The above mentioned product we launched, is a service that allows people to discover events and activities that they would be interested in. We have a lot of thoughts on how to grow this – and I know for a fact, finding new things to do in a complex city environment as time-poor adults, is a genuine issue people complain often about. As Mick Liubinskas said “Matching events with motivation is one of the Holy Grails of online businesses” and we’re building tools to allow people to filter events with minimal effort.

ActivityHorizon Team

So as “entrepreneurs” looking to create value under an artificial petri dish, we recognised that existing events services didn’t do enough to filter events with user experience in mind. By pulling data from other websites, we have created a derivative product that creates value without necessarily hurting anyone. Our value proposition comes from the user experience in simplicity (more in the works once the core technology is set-up) and we are more than happy to access data from other providers in the information value chain on the terms they want.

The problem is that they have no terms! The concept of an API is one of the core aspects of the mashup world we live in, firmly entrenched within the web’s culture and ecosystem. It’s something that I believe is a dramatic way forward for the evolution of the news media and it’s a complementary trend that is building the vision of the semantic web. However nearly all the data we have hasn’t been done through an API which can regulate the way we use the data; instead, we’ve had to scrape it.

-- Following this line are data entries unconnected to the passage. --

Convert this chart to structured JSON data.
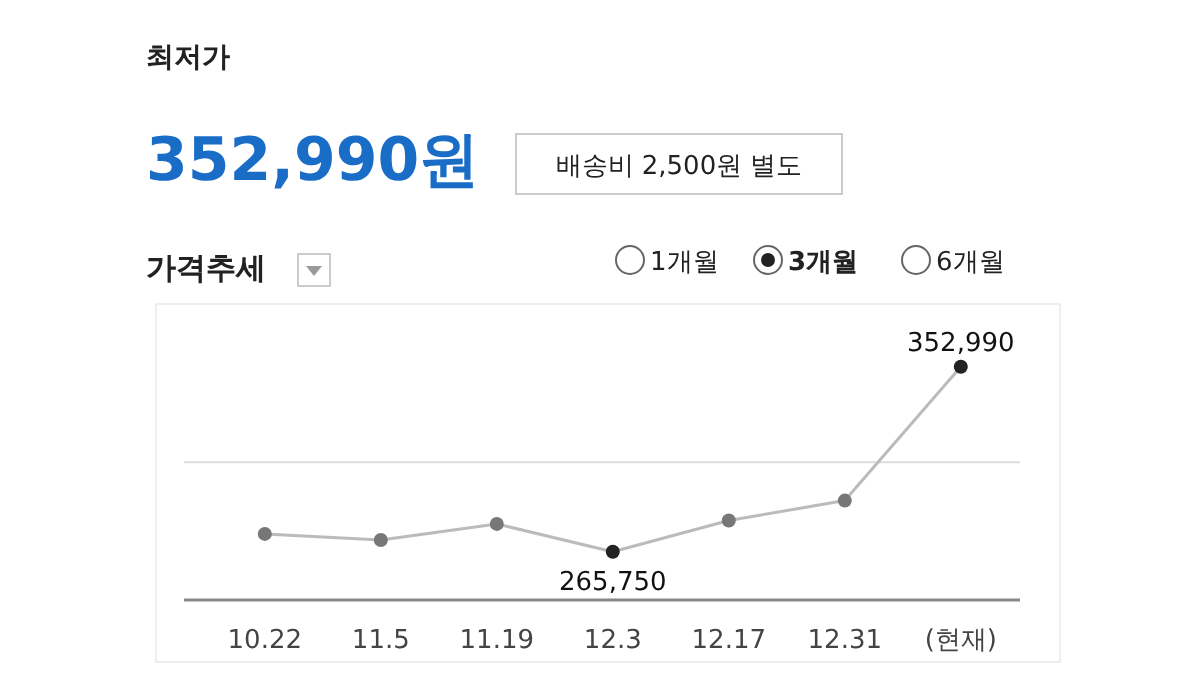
{
  "chart_data": {
    "type": "line",
    "title": "가격추세",
    "annotations": [
      "최저가",
      "352,990원",
      "배송비 2,500원 별도",
      "1개월",
      "3개월",
      "6개월"
    ],
    "categories": [
      "10.22",
      "11.5",
      "11.19",
      "12.3",
      "12.17",
      "12.31",
      "(현재)"
    ],
    "series": [
      {
        "color": "#bbbbbb",
        "values": [
          274200,
          271300,
          278900,
          265750,
          280500,
          289900,
          352990
        ],
        "value_labels": [
          null,
          null,
          null,
          "265,750",
          null,
          null,
          "352,990"
        ]
      }
    ],
    "ref_lines": [
      {
        "axis": "y",
        "value": 308000,
        "color": "#dddddd"
      }
    ],
    "marker": "circle"
  }
}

Scraping is a method of telling a computer how data is structured on a web page, which you then ‘scape’ data from that template presentation on a website. A bit like highlighting words in a word document with a certain characteristic and pulling all the words you highlighted into your own database. Scraping has a negative connotation as people are perceived to be stealing content and re-using it as their own. The truth of the matter is, additional value gets generated when people ‘steal’ information products: data is an object, and by connecting it with other objects – those relationships – are what create information. The potential to created unique relationships with different data sets, means no two derivative information products are the same.

So why are companies stupid
Let’s take for example a site that sells tickets and lists information about them. If you are not versed in the economics of data portability (which we are trying to do with the DataPortability Project), you’d think that if Activity Horizon is scraping ‘their’ data, that’s a bad thing as we are stealing their value.

WRONG!

Their revenue model is based on people buying tickets through their site. So by us reusing their data and creating new information products, we are actually creating more traffic, more demand, more potential sales. By opening up their data silo, they’ve actually opened up more revenue for themselves. And by opening up their data silo, they not only control the derivatives better but they can reduce the overall cost of business for everyone.

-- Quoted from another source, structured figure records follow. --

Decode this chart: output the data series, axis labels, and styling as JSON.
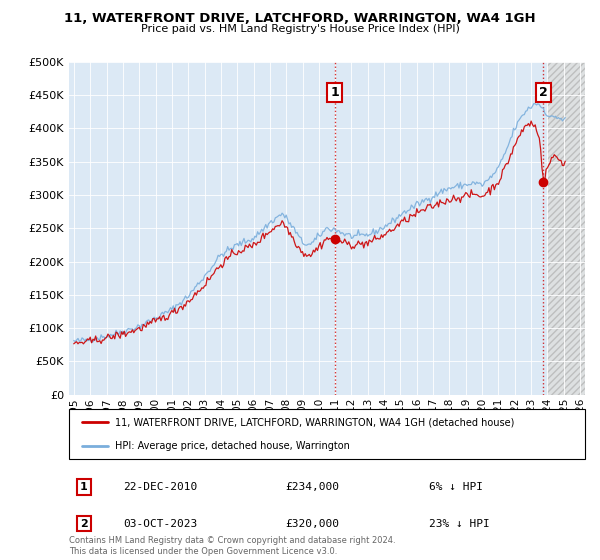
{
  "title": "11, WATERFRONT DRIVE, LATCHFORD, WARRINGTON, WA4 1GH",
  "subtitle": "Price paid vs. HM Land Registry's House Price Index (HPI)",
  "legend_label_red": "11, WATERFRONT DRIVE, LATCHFORD, WARRINGTON, WA4 1GH (detached house)",
  "legend_label_blue": "HPI: Average price, detached house, Warrington",
  "annotation1_date": "22-DEC-2010",
  "annotation1_price": "£234,000",
  "annotation1_hpi": "6% ↓ HPI",
  "annotation2_date": "03-OCT-2023",
  "annotation2_price": "£320,000",
  "annotation2_hpi": "23% ↓ HPI",
  "footer": "Contains HM Land Registry data © Crown copyright and database right 2024.\nThis data is licensed under the Open Government Licence v3.0.",
  "red_color": "#cc0000",
  "blue_color": "#7aaedc",
  "chart_bg": "#dce9f5",
  "hatch_bg": "#e8e8e8",
  "annotation_box_color": "#cc0000",
  "ylim": [
    0,
    500000
  ],
  "yticks": [
    0,
    50000,
    100000,
    150000,
    200000,
    250000,
    300000,
    350000,
    400000,
    450000,
    500000
  ],
  "xlim": [
    1994.7,
    2026.3
  ],
  "sale1_x": 2010.97,
  "sale1_y": 234000,
  "sale2_x": 2023.75,
  "sale2_y": 320000,
  "hatch_start": 2024.0
}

Let’s use another example: a site that aggregates tickets and doesn’t actually sell them (ie, their revenue model isn’t through transactions but attention). Activity Horizon could appear to be a competitor right? Not really – because we are pulling information from them (like they are pulling information from the ticket providers). We’ve extracted and created a derivative product, that brings a potential audience to their own website. It’s repurposing information in another way, to a different audience.

The business case for open data is something I could spend hours talking about. But it all boils down to this: data are not like physical objects. Scarcity does not determine the value of data like it does with physical goods. Value out of data and information comes through reuse. The easier you make it for others to resuse your data, the more success you will have.